May 15


​Breaking the Vicious Cycle of Panic

People may be predisposed to experience panic because of a sensitive temperament, high levels of stress that sensitize nerves, emotional disorders (social phobia, obsessions, and depression), a hyperactive imagination, or a perfectionist personality. The actual first episode or trigger incident will be caused by a surge of adrenaline due to one of three things:

  • A tense situation: conflicts with people, giving a speech, dealing with painful memories, being in a place where a person feels trapped, or a recent death—“What if I die like my aunt Mary did three weeks ago?”
  • A conditioned reaction to certain triggers that bypasses thinking processes—A young girl had a near-drowning experience. A year later, in a submarine ride, she had her first panic attack.
  • A nonthreatening physical condition that causes unexplained symptoms (dizziness, nausea, blurred vision, sweating, shaking, faintness, rapid breathing, palpitations, or hot flashes) that are not fear, but feel like fear.

Once the first panic attack happens, it can quickly develop a life of its own. People begin to think, “What was that? Is it going to happen again? Do I have some terrible illness? Am I having a nervous breakdown? What if people notice me?” Negative thoughts that flash through the mind almost below the level of awareness can trigger subsequent incidents until they start happening with increasing regularity.

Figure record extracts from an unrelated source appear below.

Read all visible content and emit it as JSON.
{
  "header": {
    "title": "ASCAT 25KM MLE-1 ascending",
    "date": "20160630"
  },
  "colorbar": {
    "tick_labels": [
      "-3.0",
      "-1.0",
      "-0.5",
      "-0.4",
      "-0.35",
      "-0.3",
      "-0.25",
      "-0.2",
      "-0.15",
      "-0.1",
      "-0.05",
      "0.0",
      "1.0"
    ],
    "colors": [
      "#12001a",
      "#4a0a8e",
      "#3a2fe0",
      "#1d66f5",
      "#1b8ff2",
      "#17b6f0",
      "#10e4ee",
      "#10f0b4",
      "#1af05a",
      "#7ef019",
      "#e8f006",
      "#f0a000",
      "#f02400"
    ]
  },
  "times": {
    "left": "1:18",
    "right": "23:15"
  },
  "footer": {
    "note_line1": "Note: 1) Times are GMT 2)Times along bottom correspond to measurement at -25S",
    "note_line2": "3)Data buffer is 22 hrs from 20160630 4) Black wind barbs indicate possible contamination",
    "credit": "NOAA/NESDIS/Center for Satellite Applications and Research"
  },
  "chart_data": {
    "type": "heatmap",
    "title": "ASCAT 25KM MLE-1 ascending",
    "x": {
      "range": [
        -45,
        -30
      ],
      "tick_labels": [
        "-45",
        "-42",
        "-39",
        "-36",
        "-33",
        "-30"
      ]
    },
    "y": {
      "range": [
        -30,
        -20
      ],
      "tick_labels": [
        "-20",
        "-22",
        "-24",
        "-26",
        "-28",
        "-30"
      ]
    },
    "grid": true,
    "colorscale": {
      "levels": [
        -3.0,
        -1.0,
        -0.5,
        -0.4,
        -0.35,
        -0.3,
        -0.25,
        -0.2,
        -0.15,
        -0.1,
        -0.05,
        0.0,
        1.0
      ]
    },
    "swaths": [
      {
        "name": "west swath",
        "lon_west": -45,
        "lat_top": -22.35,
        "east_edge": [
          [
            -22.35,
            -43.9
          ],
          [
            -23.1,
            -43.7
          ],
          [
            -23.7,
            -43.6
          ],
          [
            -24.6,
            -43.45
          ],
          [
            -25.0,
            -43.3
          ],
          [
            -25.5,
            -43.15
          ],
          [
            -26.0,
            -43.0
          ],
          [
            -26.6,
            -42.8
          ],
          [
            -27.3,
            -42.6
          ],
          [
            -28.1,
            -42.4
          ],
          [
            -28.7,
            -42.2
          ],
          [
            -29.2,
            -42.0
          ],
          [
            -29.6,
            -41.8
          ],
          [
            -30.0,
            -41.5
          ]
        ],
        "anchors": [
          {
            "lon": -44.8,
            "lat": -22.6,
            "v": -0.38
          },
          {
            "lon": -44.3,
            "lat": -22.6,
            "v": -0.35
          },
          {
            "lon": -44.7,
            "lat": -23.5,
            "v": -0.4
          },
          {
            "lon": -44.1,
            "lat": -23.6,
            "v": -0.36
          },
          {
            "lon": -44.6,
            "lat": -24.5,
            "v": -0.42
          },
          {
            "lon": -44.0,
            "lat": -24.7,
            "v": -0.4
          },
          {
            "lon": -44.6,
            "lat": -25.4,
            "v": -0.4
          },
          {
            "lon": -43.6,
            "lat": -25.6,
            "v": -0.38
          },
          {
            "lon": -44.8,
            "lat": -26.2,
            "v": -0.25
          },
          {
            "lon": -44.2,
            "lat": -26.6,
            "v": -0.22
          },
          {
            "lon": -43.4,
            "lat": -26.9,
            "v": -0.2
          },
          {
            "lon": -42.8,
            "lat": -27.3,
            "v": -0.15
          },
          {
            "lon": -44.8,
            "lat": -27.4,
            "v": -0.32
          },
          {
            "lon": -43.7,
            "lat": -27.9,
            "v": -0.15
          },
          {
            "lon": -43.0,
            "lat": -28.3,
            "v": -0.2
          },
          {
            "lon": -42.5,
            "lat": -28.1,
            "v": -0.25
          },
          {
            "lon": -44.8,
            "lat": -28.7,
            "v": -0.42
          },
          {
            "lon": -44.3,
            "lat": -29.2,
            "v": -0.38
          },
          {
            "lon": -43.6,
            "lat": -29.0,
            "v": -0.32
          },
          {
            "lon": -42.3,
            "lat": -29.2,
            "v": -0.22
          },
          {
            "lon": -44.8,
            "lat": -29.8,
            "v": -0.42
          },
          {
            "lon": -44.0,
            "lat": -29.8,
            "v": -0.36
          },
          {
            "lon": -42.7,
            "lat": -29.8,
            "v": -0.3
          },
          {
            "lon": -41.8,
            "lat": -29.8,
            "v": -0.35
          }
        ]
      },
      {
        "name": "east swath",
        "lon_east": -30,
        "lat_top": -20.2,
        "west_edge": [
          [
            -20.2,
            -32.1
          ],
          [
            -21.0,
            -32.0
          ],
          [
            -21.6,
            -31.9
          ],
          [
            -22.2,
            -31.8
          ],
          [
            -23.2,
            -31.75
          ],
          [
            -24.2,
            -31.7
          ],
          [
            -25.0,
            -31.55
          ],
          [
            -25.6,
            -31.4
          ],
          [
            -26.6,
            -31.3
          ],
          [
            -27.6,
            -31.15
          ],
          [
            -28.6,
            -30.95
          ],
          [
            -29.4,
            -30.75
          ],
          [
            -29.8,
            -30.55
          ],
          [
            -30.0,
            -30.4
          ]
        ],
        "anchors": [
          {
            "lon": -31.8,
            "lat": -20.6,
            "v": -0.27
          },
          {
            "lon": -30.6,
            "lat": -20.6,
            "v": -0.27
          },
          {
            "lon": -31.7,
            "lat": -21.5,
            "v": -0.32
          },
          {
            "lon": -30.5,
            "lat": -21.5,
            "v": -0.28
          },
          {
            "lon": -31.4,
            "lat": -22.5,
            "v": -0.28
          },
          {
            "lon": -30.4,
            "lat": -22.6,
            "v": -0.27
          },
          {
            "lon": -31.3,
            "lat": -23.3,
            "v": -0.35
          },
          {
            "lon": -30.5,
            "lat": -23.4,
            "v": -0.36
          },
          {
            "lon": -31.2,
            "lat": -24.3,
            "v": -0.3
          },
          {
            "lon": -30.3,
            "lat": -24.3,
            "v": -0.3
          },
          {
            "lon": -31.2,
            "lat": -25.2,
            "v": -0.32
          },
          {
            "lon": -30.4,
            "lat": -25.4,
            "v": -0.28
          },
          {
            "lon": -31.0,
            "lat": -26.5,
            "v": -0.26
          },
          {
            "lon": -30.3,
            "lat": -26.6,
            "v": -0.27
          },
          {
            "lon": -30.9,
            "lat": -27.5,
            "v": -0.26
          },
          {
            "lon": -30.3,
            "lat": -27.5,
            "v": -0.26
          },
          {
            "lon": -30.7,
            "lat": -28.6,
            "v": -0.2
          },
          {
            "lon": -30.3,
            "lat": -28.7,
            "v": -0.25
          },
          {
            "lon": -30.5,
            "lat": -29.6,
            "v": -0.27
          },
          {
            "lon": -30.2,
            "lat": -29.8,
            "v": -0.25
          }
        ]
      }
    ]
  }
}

A woman with high standards was physically stressed from a miscarriage. She first became panic-stricken while grocery shopping in the aisle of baby products. Later, she began having anxiety attacks anywhere in the store, and then, even when driving past the store—just because these cues were associated with her first attack.


When panic is not understood as a part of anxiety, episodes can increase in intensity due to two additional problems. Once these are recognized, they can be eliminated by learning coping strategies.

Coping Stategies


To Cope

Feeling unreal or depersonalized is due to racing thoughts. Brain waves can cycle very rapidly in situations that require “quick thinking.” When thinking is converted into action people have a sense of being in charge. If the source of danger in unclear, thinking has no place to go and people feel “trapped “ in their heads.

Poor memory, indecision and loss of confidence come from a mind over crowded with brooding. Little energy is available for making decisions or remembering routine details. These symptoms can be worse in the morning when blood sugar is low. You may have gone to bed the night before hoping to wake up a new person and then despair at being your same old self. People begin to wonder, “Will I ever be normal again?

Think: Racing fearful thoughts will not “drive you crazy.”

Act: Refocusing on your surroundings or even on troubling sensations will help you feel more real and connected to yourself.

Relabel unreal feelings as a natural consequence of brooding.

Think: “I am not losing my mind.” As you learn to manage symptoms, thinking will become clearer and confidence will return. Be easy on yourself and appreciate little accomplishments.

Act: You may need anti-depressant medication to “jump start” your system if you have become with-
drawn and have little motivation to do anything,

Relabel symptoms as the natural consequence of brooding and early morning blues.


Even when stresses, depression, tense situations, or a temporary physical condition have passed, people can continue to have panic just because they fear it will happen. This is the fear of fear. People become afraid of their own bodily reactions—“I’ve been doing pretty well lately, I wonder if panic will come back.” “What if I really do have a nervous breakdown this time?” “What if people can tell that I am perspiring?” This aggravates predisposing factors of temperament, emotional disorders, and personality traits and creates on-going stress that produces the vicious cycle of panic.


The steps of recovery from panic can restore peace with calming swiftness and make each link in the “vicious” cycle an opportunity for change:

  • Reattribute predisposing factors to minor physical conditions (ear or thyroid problems, PMS, allergies, low blood sugar, anemia, high blood pressure) and unrecognized emotional problems (temperament, stress, overactive imagination, perfectionism, depression, social phobia, obsessions) that are little cause for concern once they have been treated and/or identified.
  • Relabel troubling “symptoms” as a surge of adrenaline. This eliminates fears of dying, going insane or making a fool of yourself. People who have anxiety are overly concerned with reality while people who become psychotic are out of touch with reality. They may think they are Jesus, hear voices or speak in a way that makes no sense. Although people with anxiety can have vivid imaginations, they know who, what and where they are.
  • Retrain yourself not to react to anxiety triggers and negative thoughts by refocusing on pleasant activities or facing, flooding and floating past the worst sensations of panic.
  • Revalue panic episodes as opportunities to practice coping with and minimizing symptoms.
  • Expose yourself to difficult situations to increase your comfort zone as panic attacks reduce in frequency. Friends and family can help until you can face triggers alone.
  • Get additional help if needed to reduce stress from conflicts or painful memories..
  • Reread information on panic disorder at the first sign of reoccurrence of symptoms or after intense episodes of anxiety.